SEC Reveals Cyber Hack Leaving Wall Street Worried
The Securities and Exchanges committees revealed that it has been the victim of a cyber attack, raising concerns in the stock market of insider trading and security issues.
Following an internal review, SEC Chairman Jay Clayton revealed that the organisation had been the victim of “Malicious attacks”. The revelation came in a 4,000-word statement released on Wednesday and caused concerns among those on the trading floor.
The Securities and Exchange Commission is responsible for handling almost 1.7 million financial market disclosure documents a year through its EDGAR system, which was revealed as the source of the leak. The admission will be a source of embarrassment for the SEC, whose mission statement is to ‘protect investors’. Clayton’s statement confirmed that the leak was discovered and subsequently fixed in 2016. However, last month they discovered that the breach may have resulted in people being able to use the data acquired in the hack to illegally make profits on the stock market.
In addition to the cyber hack, Clayton’s statement also confirmed the use of private e-mails being used to transmit confidential data and that a number of SEC laptops that may contain confidential data are missing.
Wall Street has been suitably dismayed by the leak, given the potential risks that have been thrust upon it by the very organisation that is tasked with policing trades. However, the cyber breach will not come as a surprise to many within the government who have previously raised concerns about the SEC’s security systems in the past, including the Department of Homeland security who reportedly discovered five “critical” weaknesses in their system as recently as the start of 2017.
The US markets are already on edge, following the recent Equifax data breach which resulted in the leak of 143 million consumer records and is the subject of increased scrutiny and at least one Federal investigation.
In a bid to restore faith in the institution, Clayton has given his assurances that the SEC is taking cyber security seriously; he stated that: “The Commission will continue to prioritize its efforts to promote effective cybersecurity practices within the Commission itself and with respect to the markets and market participants it oversees,” and that all steps are being taken to ensure there is not a repeat of a leak.
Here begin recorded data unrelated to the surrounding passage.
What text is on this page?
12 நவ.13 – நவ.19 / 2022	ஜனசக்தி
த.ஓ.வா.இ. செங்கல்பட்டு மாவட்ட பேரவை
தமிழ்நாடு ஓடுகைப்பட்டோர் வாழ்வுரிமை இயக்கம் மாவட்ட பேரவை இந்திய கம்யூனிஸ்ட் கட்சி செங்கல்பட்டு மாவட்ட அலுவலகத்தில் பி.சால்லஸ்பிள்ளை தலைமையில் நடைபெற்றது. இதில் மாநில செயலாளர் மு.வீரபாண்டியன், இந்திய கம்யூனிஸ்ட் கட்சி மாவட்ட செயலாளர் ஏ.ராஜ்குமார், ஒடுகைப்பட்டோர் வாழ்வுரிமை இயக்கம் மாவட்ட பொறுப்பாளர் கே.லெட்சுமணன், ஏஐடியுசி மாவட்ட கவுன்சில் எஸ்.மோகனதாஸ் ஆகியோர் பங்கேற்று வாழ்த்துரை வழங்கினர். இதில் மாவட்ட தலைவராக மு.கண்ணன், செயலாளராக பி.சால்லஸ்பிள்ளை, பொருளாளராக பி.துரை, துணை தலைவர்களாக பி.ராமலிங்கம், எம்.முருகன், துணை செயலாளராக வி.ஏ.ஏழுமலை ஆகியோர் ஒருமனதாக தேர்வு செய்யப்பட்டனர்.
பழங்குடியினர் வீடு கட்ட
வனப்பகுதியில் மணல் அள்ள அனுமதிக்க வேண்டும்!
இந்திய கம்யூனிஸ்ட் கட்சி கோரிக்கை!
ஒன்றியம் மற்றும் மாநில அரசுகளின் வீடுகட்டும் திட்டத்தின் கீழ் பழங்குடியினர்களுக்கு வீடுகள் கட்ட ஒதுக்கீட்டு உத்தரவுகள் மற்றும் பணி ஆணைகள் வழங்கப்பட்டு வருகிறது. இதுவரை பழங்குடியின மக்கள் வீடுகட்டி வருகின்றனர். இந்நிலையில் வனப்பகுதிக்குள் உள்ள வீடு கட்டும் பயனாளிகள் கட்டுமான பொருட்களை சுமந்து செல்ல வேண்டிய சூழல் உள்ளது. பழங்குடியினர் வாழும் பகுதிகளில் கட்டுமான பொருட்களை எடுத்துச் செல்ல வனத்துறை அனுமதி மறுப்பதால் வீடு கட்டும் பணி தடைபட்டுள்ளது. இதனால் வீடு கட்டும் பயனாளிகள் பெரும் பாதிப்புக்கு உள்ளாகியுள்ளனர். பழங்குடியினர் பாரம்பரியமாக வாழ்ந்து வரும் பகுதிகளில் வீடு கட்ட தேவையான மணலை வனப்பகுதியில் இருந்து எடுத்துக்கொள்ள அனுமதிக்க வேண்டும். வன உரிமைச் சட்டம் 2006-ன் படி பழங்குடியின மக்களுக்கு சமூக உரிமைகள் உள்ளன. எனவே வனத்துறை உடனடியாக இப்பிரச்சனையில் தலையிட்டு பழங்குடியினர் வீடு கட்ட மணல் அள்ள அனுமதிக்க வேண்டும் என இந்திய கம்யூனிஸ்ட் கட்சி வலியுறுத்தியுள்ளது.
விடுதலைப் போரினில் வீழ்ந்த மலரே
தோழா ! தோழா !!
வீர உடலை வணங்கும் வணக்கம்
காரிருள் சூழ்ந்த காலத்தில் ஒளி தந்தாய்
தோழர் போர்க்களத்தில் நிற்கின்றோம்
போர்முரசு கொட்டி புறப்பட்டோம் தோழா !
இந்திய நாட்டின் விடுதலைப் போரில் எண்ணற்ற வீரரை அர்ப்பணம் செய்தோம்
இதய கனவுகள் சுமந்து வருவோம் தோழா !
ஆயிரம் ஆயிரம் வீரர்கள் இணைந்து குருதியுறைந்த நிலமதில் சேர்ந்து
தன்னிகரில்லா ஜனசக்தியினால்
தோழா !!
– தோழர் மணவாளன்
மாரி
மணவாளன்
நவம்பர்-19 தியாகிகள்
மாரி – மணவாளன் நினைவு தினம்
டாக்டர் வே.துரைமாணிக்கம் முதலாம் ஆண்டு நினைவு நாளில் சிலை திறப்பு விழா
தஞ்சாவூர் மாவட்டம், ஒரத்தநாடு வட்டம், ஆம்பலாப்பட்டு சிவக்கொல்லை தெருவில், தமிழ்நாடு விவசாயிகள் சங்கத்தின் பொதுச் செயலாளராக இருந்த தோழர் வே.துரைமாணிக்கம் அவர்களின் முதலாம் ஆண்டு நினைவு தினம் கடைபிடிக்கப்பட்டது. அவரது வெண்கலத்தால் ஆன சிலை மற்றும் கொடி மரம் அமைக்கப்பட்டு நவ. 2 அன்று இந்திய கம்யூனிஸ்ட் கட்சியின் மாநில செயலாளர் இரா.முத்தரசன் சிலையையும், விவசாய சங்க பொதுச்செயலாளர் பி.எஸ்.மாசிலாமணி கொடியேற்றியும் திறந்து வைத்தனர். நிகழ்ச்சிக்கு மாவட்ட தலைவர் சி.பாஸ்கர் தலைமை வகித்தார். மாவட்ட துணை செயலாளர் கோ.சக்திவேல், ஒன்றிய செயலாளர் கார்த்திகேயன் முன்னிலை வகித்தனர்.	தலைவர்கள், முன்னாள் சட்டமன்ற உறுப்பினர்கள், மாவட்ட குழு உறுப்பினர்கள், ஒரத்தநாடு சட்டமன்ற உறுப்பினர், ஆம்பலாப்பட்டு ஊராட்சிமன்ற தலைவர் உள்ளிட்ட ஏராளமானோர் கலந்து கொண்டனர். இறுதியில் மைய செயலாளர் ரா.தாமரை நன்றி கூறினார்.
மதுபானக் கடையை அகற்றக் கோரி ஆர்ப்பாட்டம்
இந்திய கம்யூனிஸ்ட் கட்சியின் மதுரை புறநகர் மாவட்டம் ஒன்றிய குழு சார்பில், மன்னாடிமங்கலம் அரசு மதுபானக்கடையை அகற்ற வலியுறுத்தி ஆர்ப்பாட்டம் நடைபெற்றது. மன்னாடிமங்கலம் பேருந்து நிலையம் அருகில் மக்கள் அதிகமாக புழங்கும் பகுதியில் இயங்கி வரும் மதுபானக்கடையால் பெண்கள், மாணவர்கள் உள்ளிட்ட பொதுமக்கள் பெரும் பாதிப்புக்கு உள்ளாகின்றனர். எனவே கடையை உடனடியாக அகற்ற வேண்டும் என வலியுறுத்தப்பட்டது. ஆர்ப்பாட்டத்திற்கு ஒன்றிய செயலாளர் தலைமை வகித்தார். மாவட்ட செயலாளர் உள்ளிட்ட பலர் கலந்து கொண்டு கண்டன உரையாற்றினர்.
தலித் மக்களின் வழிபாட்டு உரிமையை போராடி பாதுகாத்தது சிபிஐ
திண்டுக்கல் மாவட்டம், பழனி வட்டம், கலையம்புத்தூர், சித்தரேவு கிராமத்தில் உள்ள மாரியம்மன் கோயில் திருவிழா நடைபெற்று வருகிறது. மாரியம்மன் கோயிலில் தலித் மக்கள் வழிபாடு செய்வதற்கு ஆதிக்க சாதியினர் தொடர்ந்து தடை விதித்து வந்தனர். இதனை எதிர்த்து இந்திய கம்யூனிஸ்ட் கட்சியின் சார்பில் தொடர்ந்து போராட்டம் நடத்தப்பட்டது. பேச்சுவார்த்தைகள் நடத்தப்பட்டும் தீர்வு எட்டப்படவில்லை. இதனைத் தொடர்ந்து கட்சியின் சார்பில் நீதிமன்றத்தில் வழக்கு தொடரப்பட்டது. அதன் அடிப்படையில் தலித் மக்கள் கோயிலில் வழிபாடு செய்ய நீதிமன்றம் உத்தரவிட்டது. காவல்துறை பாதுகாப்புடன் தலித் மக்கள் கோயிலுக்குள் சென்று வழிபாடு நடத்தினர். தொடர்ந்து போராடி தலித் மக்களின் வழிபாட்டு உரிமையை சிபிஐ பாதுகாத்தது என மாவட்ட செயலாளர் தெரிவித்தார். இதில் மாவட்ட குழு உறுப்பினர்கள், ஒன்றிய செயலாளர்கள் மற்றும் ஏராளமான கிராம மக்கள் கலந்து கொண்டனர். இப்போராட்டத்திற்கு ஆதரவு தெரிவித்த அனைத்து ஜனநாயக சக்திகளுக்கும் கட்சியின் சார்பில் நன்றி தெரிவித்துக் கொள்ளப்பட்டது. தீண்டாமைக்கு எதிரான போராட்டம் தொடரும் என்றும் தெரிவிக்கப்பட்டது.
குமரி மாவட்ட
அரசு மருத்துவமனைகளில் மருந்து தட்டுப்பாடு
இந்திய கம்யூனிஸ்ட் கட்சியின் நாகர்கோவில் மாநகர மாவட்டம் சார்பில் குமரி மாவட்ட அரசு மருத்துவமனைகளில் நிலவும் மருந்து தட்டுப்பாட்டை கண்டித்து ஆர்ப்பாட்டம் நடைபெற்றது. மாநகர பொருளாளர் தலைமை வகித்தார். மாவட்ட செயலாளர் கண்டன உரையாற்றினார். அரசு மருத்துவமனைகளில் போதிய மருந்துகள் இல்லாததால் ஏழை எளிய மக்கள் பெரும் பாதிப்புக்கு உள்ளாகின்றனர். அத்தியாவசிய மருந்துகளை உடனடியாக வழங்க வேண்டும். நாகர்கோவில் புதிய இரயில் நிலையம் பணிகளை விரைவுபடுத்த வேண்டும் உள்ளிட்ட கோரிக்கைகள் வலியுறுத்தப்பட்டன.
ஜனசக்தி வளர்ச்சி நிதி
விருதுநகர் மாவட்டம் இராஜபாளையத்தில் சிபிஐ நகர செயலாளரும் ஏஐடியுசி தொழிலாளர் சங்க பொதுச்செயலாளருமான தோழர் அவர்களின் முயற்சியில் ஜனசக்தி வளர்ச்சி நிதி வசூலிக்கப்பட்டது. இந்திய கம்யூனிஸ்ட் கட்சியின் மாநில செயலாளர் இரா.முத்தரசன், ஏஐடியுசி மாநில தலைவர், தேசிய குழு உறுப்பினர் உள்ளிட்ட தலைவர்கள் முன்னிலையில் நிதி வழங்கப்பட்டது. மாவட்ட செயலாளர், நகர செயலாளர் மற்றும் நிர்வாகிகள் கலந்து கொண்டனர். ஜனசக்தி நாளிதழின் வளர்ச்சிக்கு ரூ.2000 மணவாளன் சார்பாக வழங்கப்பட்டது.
The move is a further indication that large financial companies and institutions are under increasing threat from cyber hacks. The SEC statement did not specify who was behind the breach, but recently countries such as Russia and North Korea have been linked to several high-profile hacks on large organisations.
Clayton and the SEC will need to ensure that it does not fall victim again if it is to rebuild its significantly damaged reputation on Wall Street.